I'm just a layman when it comes to the art of samurai. I've read a few books — Book of Five Rings, Musashi, Art of War, The Unfettered Mind — and even took a class in stage samurai called Tate where we learned the earth, tiger and dragon katas. Very recently, I learned there were two ancestors of mine who were "adopted" by the Tokunaga family and trained as samurai. Not that this means something, but being Japanese, for many, means figuring out where your family was in the feudal class structure. If one of them was a samurai, you rock!



I happened to view this awesome film by Takeshi Fukunaga on one of the last living master swordmakers in Japan, Korehira Watanabe, and it reminds me of why I value those who are able to reach a mastery of any given subject. Japanese craftsmen take it to a different level, of course, by mastering one craft throughout their lifetime, and then handing that tradition to someone else who will hand it someone else.

I love that stuff. And I think many people do, even those of us who are so far removed from the Japanese culture, myself included.

Back in the feudal era of Japan, there was a samurai economy. Samurai collected a certain stipend from their lord's estate, often in the form of rice, barley or some other valued commodity. They, in turn, could use their salary to cultivate the many things that would suit a samurai: geisha, tea ceremonies, sharpening their swords, chats with zen monks, studying the art of war, calligraphy, ikebana, landscaping, sculpturing, painting, etc.



There's a passage in Unfettered Mind that goes against popular Western thinking, particularly in self-help books. While most self-help books say that anyone can do anything, Unfettered Mind says that it takes so much effort and discipline to become a samurai, most people will never achieve this super status. Or, more pointedly, of all the things it takes to become a samurai, mostly likely you do not possess it.

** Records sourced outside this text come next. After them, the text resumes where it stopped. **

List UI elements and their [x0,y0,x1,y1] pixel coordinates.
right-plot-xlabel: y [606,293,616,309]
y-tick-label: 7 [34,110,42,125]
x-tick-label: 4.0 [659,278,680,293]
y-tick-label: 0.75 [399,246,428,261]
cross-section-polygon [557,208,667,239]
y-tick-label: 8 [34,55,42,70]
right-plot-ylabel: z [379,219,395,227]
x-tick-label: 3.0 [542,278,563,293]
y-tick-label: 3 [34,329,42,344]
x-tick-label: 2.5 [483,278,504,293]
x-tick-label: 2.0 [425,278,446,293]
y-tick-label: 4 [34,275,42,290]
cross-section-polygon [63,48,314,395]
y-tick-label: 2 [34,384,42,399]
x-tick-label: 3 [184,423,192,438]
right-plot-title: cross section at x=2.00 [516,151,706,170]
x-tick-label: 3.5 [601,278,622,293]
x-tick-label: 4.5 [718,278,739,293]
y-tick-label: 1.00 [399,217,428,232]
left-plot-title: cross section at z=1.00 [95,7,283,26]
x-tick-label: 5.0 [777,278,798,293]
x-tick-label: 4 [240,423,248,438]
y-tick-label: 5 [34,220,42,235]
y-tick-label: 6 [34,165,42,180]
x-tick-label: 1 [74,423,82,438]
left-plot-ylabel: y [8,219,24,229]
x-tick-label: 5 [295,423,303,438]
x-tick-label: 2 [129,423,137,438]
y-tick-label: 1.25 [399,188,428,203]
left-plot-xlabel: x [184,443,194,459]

This sort of thinking is perhaps the essence of the Japanese craftsmen. They continue to hone their skills, never satisfied with their last achievement. Those who could afford it would patronize these master craftsmen, who would in turn patronize other master craftspeople. When you were in that downstream of wealth, you were in the samurai economy. And the very bottom of that stream would, I suppose, be the peasants.

I'm not really sure why I wrote this entry, other than the idea that the video above sparked an old flicker I use to have when it came to doing things. That is, doing things the right way, or not doing them at all. But if you committed to doing it, you committed to doing it for a lifetime.

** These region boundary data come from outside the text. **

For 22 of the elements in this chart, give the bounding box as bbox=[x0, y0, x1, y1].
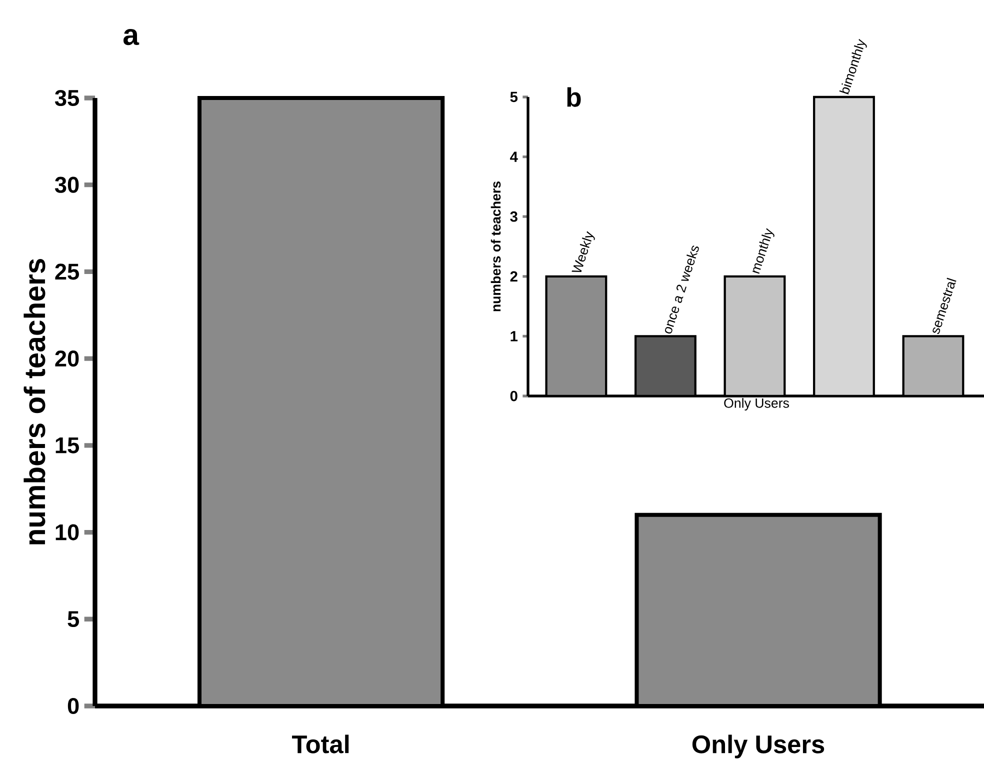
x-tick-label: monthly bbox=[752, 228, 774, 274]
x-tick-label: once a 2 weeks bbox=[665, 246, 699, 334]
y-tick-label: 25 bbox=[55, 264, 79, 280]
chart-title: b bbox=[567, 87, 581, 107]
x-axis-title: Only Users bbox=[724, 398, 789, 410]
y-tick-label: 3 bbox=[510, 211, 518, 222]
chart-title: a bbox=[124, 29, 140, 46]
y-tick-label: 30 bbox=[54, 176, 79, 193]
y-tick-label: 15 bbox=[56, 438, 79, 454]
y-tick-label: 10 bbox=[56, 524, 79, 540]
y-axis-title: numbers of teachers bbox=[490, 181, 501, 312]
y-tick-label: 0 bbox=[510, 390, 518, 402]
y-tick-label: 20 bbox=[55, 350, 79, 367]
y-axis-title: numbers of teachers bbox=[24, 258, 46, 544]
x-tick-label: Total bbox=[292, 734, 349, 754]
y-tick-label: 4 bbox=[510, 152, 518, 162]
y-tick-label: 35 bbox=[54, 90, 79, 106]
y-tick-label: 5 bbox=[68, 611, 79, 628]
y-tick-label: 0 bbox=[68, 698, 79, 714]
y-tick-label: 5 bbox=[510, 92, 518, 102]
y-tick-label: 2 bbox=[510, 271, 518, 282]
y-tick-label: 1 bbox=[510, 331, 518, 342]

Earlier on my way to work today, I made a little prayer asking why it is that I no longer have the burning desire to accomplish something beyond myself right now. Not in acting, writing or anything else. It's probably because my ideology has changed, that's for certain, but there must be something else to it. I hope to figure it out soon enough — both what I'd like to accomplish and why I don't have this feeling anymore.



Miyamoto Musashi, in Book of Five Rings, said that once you master one thing, you master all things. He certainly was a living example of this, as he was a gifted sculptor, painter, philosopher, and landscaper in addition to being a master samurai. I've studied a lot of things, but I sure haven't mastered any of them. Perhaps it's time to focus on one of them.

2 comments:

Anonymous said...

Hey buddy, my Grandfather's last name was Tokunaga. I wonder if they are the same.

williamryankus@gmail.com

I'm a hapa.

LT Goto said...

Hey William,

Your ojiisan is probably from the same prefecture, but it is possible to be from the same family or bloodline.

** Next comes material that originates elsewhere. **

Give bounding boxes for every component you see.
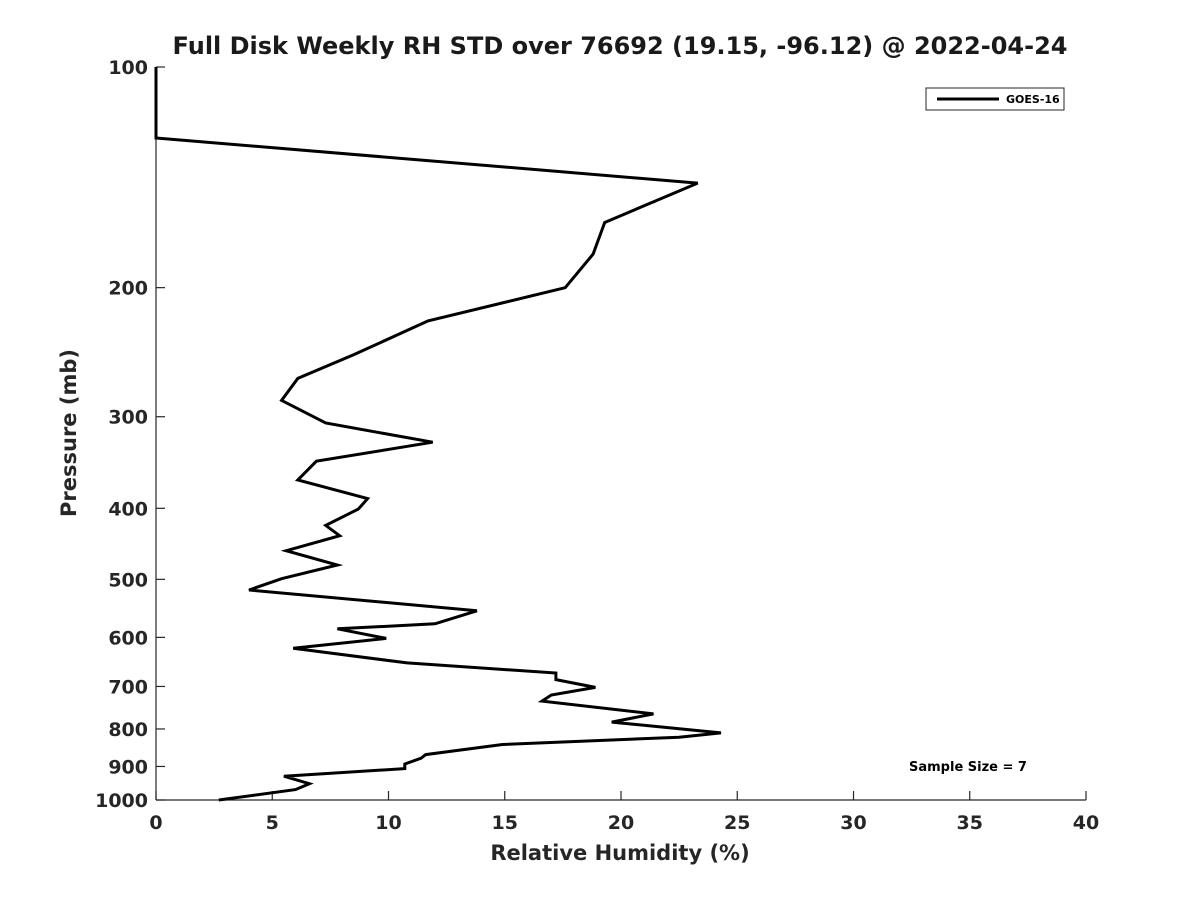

I once went to Yokohama to pay a visit to my mom's old schoolmate. Took hours to find the house, because everyone in her neighborhood had the same last name. Some were even related but they never talked to each other.

Last names apparently were used to indicate what area you were from, but not necessarily what bloodline. You have to do your family tree for that kind of info.

Incidentally, my last name, Goto, is as common in Japan as Smith is here.